Search code examples
pythonnlpword2vec

How to interpret word2vec train output?


Running the code snippet below report an output (3, 60). I wonder what exactly it is reporting?

The code is reproducible..just copy into a notebook cell and run.

from gensim.models import Word2Vec    
sent = [['I', 'love', 'cats'], ['Dogs', 'are', 'friendly']]
w2v_model = Word2Vec(sentences=sent, vector_size=100, window=7, min_count=1,sg=1)
w2v_model.train(sent, total_examples=len(sent), epochs=10)

(3, 60)


Solution

  • You seem to be using the Gensim Python library for your Word2Vec, & for internal reasons, the .train() method returns just the tuple (trained_word_count, raw_word_count).

    The 1st number happens to be the number of words actually trained on – more on why this is only 3 for you below – & the 2nd the total raw words passed to training routines – just your 6 words times 10 epochs. But, most users never need to consult these values.

    A better way to monitor progress is to turn on logging to the INFO level - at which point you'll see many log lines of the model's steps & progress. By reading these, & over time, you'll start to recognize signs of a good run, or common errors (as when the totals or elapsed times don't seem consistent with what you thought you were doing).
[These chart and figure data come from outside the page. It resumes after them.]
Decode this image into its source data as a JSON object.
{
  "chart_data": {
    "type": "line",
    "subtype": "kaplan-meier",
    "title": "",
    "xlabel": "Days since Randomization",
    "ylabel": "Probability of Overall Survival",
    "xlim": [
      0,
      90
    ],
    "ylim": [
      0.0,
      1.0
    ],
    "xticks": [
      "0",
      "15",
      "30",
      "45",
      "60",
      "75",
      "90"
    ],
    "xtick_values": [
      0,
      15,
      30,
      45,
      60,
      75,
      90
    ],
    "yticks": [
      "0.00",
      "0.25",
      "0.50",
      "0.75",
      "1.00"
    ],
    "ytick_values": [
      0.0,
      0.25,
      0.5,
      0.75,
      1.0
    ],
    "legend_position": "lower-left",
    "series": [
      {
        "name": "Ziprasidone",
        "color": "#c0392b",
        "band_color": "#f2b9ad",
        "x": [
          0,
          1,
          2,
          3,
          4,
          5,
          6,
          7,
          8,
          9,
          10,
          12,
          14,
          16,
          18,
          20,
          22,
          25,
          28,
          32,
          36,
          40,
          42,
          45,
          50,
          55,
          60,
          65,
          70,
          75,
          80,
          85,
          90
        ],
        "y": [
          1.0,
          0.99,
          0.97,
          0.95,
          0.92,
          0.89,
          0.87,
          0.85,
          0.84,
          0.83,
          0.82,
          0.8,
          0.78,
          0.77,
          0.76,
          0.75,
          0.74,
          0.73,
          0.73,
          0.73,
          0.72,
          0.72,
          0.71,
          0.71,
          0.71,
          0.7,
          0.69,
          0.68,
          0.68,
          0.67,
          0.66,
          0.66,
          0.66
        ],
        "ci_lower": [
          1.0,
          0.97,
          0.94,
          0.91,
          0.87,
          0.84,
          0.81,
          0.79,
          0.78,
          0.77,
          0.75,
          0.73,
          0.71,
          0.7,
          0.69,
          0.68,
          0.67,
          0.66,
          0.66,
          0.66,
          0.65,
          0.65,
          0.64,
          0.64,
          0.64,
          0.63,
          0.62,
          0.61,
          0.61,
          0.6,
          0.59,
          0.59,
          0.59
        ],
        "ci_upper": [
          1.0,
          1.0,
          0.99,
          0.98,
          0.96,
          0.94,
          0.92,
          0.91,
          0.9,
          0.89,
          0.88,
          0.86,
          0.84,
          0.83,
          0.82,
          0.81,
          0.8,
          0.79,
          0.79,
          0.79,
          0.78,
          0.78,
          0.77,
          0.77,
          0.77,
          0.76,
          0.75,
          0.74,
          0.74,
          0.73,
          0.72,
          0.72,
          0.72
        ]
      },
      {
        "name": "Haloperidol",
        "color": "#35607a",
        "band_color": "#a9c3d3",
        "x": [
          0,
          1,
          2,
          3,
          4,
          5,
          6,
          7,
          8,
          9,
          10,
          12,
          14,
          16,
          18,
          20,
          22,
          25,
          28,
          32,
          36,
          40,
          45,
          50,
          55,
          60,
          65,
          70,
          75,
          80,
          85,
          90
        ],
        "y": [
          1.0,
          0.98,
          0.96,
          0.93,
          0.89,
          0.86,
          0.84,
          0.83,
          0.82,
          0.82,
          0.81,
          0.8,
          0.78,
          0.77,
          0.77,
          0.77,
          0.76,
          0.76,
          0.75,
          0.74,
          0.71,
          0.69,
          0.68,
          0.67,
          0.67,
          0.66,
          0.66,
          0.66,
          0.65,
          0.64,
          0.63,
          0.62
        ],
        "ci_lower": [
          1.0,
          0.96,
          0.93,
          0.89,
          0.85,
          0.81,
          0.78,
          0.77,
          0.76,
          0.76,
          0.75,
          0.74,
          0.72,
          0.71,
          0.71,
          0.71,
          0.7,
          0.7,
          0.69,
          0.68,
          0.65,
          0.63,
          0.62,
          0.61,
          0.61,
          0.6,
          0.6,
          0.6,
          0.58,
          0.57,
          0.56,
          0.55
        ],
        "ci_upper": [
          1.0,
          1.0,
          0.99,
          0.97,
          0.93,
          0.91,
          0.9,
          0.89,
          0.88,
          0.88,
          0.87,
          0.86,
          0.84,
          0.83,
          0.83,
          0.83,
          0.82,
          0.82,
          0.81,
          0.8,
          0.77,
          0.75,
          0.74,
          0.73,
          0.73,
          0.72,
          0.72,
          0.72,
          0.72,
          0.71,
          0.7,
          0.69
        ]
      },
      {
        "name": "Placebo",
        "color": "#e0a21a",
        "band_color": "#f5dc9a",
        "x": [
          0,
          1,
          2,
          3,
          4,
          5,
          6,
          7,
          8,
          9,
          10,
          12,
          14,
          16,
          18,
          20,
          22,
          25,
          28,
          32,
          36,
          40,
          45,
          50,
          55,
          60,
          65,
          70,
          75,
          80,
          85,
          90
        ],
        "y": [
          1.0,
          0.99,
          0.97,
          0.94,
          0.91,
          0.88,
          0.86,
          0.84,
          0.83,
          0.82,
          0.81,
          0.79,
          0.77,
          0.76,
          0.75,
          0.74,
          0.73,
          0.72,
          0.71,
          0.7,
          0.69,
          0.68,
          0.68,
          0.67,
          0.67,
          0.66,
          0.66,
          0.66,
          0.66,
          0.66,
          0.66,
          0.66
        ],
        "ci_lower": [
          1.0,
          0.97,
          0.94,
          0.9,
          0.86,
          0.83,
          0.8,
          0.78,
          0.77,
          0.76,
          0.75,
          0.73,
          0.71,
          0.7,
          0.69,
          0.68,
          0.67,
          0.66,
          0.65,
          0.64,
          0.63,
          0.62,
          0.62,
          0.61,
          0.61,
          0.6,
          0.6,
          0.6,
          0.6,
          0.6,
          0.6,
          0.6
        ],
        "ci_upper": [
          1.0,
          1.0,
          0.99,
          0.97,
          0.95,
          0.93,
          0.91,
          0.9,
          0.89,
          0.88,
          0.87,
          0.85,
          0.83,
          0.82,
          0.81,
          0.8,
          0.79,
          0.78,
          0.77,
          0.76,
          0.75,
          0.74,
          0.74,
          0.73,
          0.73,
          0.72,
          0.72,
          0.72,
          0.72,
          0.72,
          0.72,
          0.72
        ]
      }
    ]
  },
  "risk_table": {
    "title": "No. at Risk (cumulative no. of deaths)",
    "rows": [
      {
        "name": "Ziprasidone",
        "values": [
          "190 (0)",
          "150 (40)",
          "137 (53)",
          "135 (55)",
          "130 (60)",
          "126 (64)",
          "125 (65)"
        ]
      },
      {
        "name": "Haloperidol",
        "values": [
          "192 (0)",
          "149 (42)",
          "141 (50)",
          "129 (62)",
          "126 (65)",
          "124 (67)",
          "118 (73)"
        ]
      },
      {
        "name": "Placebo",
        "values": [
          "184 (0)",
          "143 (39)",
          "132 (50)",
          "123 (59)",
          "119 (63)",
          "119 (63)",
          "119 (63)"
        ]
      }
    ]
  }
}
    You 3 lines are already a bit off, though:

    • If you pass your training corpus into the constructor, you don't have to also call .train() - that's already done for you, automatically. So, you're trining twice here. (And, if you want epochs=10 for that automatic training, you can specify it in the constructor.)
    • With a tiny toy-sized corpus, word2vec learns no useful vectors – and even the reporting is more likely to reveal oddnesses that are irrelevant to more realistic-sized training runs. I recommend never training on anything less than hundreds-of-thousands of words, so that all your experiments reveal useful things about its usual operation, with minimal distractions from artifacts of unrealistic runs.
    • In particular, here, since you only have 6 words total, each has a word frequency of ~17% of all words. In any real corpus, such a word would be unrelaistically super-frequent – and thus all your words fall victim to what is (in real corpora) a very useful optimization: probabilistic highly-frequent-word-dropping (tuned by the sample parameter). This is why out of 60 words (6 words times 10 epochs), only 3 word occurrences were actually trained at all. (With truly frequent words in an adequately-sized corpus, dropping 19-out-of-20 appearances leaves plenty, & the overall model gets improved by spending relatively more effort on rarer words.)
    • min_count=1 is essentially always a bad idea with real word2vec workloads, as an words that only appear once can't get good vectors, but do waste model time/state. Ignoring such rare words completely is a standard practice. (If you need vectors for such words, you should find more training material sufficient to demonstrate their varied uses, in context, repeatedly.